June 2, 2019
Research Highlight
Improving Methods for Analyzing Potassium Isotopes
What the Moon may have looked like with an early magma ocean.Image credit: NASA/SVS/GSFC.
Researchers have reported an improved mass spectrometry technique for the study of potassium isotopes, which may provide insight into the history of lunar materials. The team analyzed the potassium isotope compositions of trinitite samples. The samples were formed during the first nuclear detonation at the Trinity test site in New Mexico on July 16, 1945. The explosion melted and evaporated arkosic sands at the site, forming glassy residues.

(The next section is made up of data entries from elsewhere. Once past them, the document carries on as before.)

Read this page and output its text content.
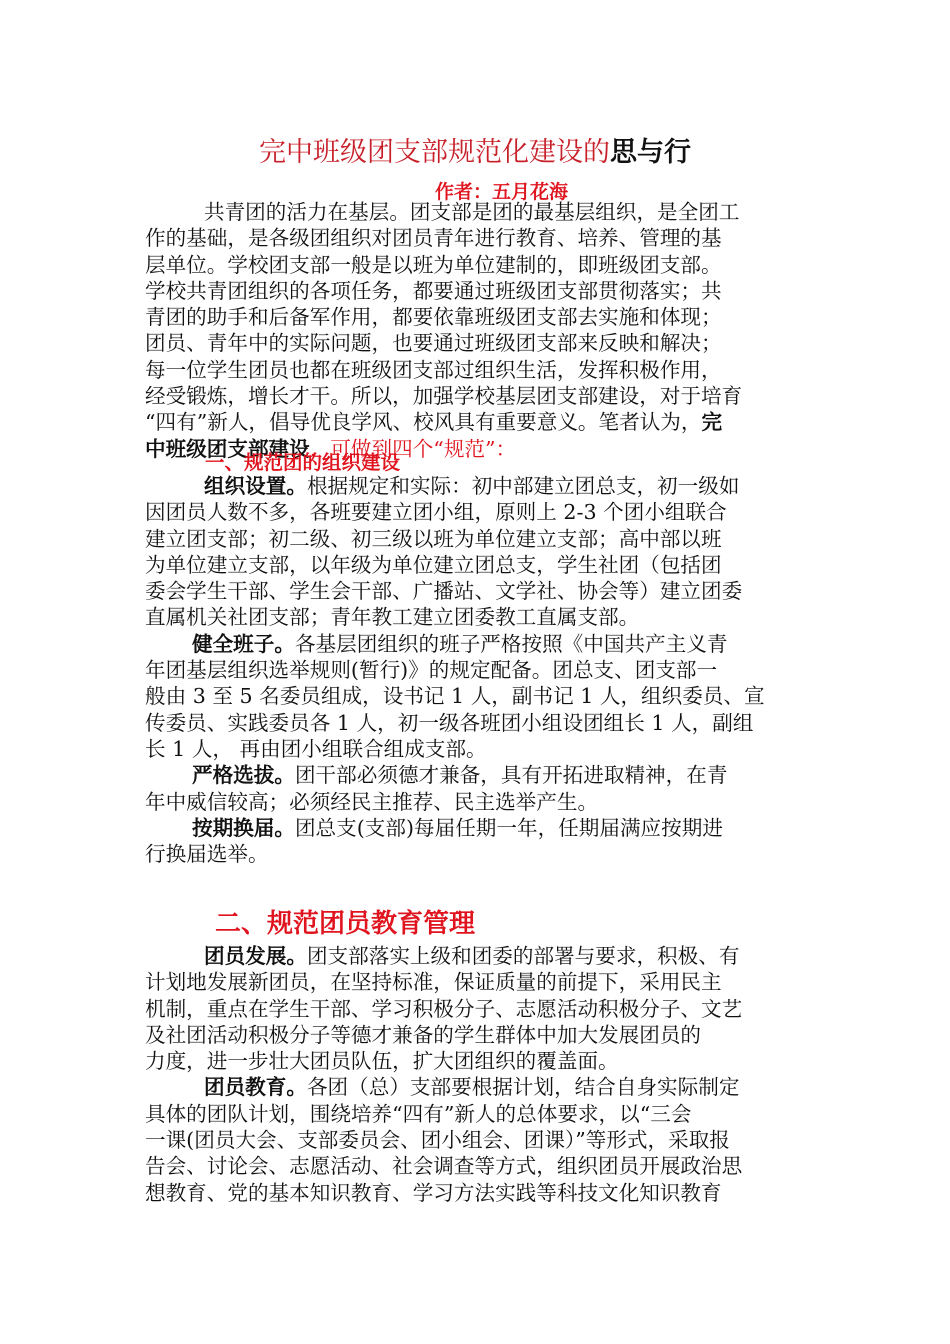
完中班级团支部规范化建设的思与行
作者：五月花海
共青团的活力在基层。团支部是团的最基层组织，是全团工
作的基础，是各级团组织对团员青年进行教育、培养、管理的基
层单位。学校团支部一般是以班为单位建制的，即班级团支部。
学校共青团组织的各项任务，都要通过班级团支部贯彻落实；共
青团的助手和后备军作用，都要依靠班级团支部去实施和体现；
团员、青年中的实际问题，也要通过班级团支部来反映和解决；
每一位学生团员也都在班级团支部过组织生活，发挥积极作用，
经受锻炼，增长才干。所以，加强学校基层团支部建设，对于培育
“四有”新人，倡导优良学风、校风具有重要意义。笔者认为，完
中班级团支部建设，可做到四个“规范”：
一、规范团的组织建设
组织设置。根据规定和实际：初中部建立团总支，初一级如
因团员人数不多，各班要建立团小组，原则上 2-3 个团小组联合
建立团支部；初二级、初三级以班为单位建立支部；高中部以班
为单位建立支部，以年级为单位建立团总支，学生社团（包括团
委会学生干部、学生会干部、广播站、文学社、协会等）建立团委
直属机关社团支部；青年教工建立团委教工直属支部。
健全班子。各基层团组织的班子严格按照《中国共产主义青
年团基层组织选举规则(暂行)》的规定配备。团总支、团支部一
般由 3 至 5 名委员组成，设书记 1 人，副书记 1 人，组织委员、宣
传委员、实践委员各 1 人，初一级各班团小组设团组长 1 人，副组
长 1 人， 再由团小组联合组成支部。
严格选拔。团干部必须德才兼备，具有开拓进取精神，在青
年中威信较高；必须经民主推荐、民主选举产生。
按期换届。团总支(支部)每届任期一年，任期届满应按期进
行换届选举。
二、规范团员教育管理
团员发展。团支部落实上级和团委的部署与要求，积极、有
计划地发展新团员，在坚持标准，保证质量的前提下，采用民主
机制，重点在学生干部、学习积极分子、志愿活动积极分子、文艺
及社团活动积极分子等德才兼备的学生群体中加大发展团员的
力度，进一步壮大团员队伍，扩大团组织的覆盖面。
团员教育。各团（总）支部要根据计划，结合自身实际制定
具体的团队计划，围绕培养“四有”新人的总体要求，以“三会
一课(团员大会、支部委员会、团小组会、团课）”等形式，采取报
告会、讨论会、志愿活动、社会调查等方式，组织团员开展政治思
想教育、党的基本知识教育、学习方法实践等科技文化知识教育
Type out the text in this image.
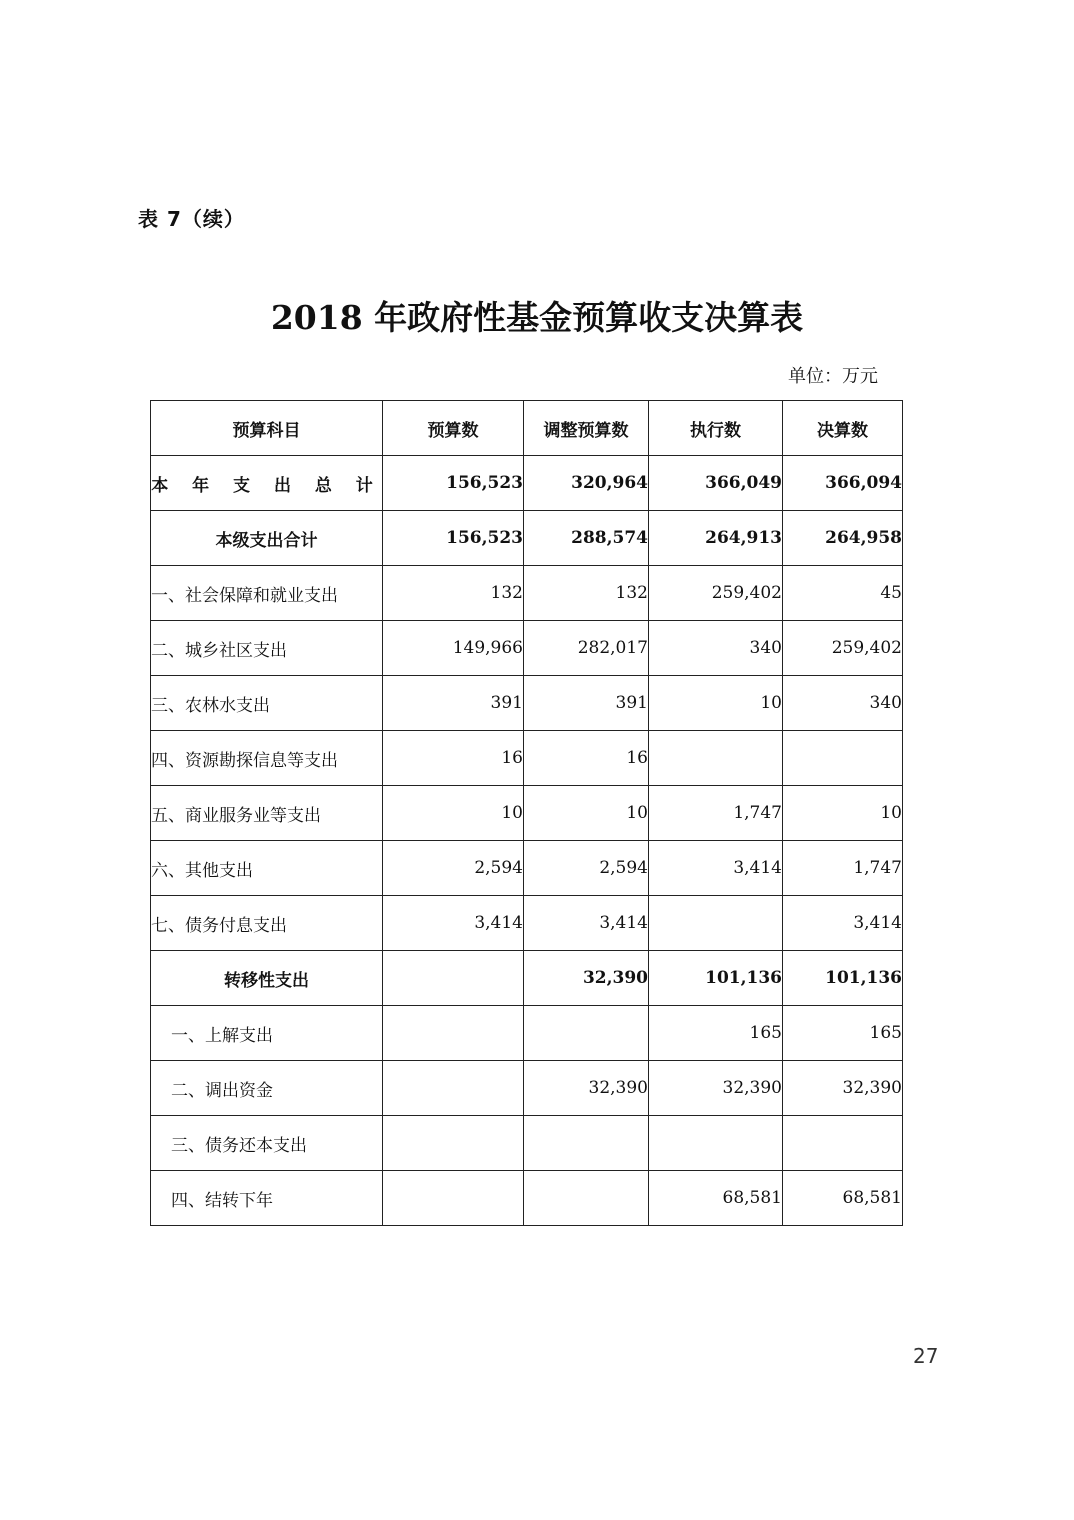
表 7（续）
2018 年政府性基金预算收支决算表
单位：万元
预算科目	预算数	调整预算数	执行数	决算数
本 年 支 出 总 计	156,523	320,964	366,049	366,094
本级支出合计	156,523	288,574	264,913	264,958
一、社会保障和就业支出	132	132	259,402	45
二、城乡社区支出	149,966	282,017	340	259,402
三、农林水支出	391	391	10	340
四、资源勘探信息等支出	16	16		
五、商业服务业等支出	10	10	1,747	10
六、其他支出	2,594	2,594	3,414	1,747
七、债务付息支出	3,414	3,414		3,414
转移性支出		32,390	101,136	101,136
一、上解支出			165	165
二、调出资金		32,390	32,390	32,390
三、债务还本支出				
四、结转下年			68,581	68,581
27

The team studied six bulk trinitite samples that were collected at different distances from ground zero. Under the extremely high temperatures caused by the detonation, the fractionation of potassium isotopes occurred through evaporation processes. However, when compared to similar studies on zinc in the same samples, isotopes of potassium showed far less fractionation. This result indicates that potassium is less volatile than zinc during planetary processes like degassing from magma oceans, volcanic outgassing, and impacts events. Because of this, the researchers believe that the enrichment of potassium isotopes in lunar rocks is likely a remnant of the initial Giant Impact event that formed the Moon.
The study, “Potassium isotope fractionation during high-temperature evaporation determined from the Trinity nuclear test,” was published in the journal Chemical Geology. This work was supported by the Emerging Worlds Program. The NASA Astrobiology Program provides resources for Emerging Worlds and other Research and Analysis programs within the NASA Science Mission Directorate (SMD) that solicit proposals relevant to astrobiology research.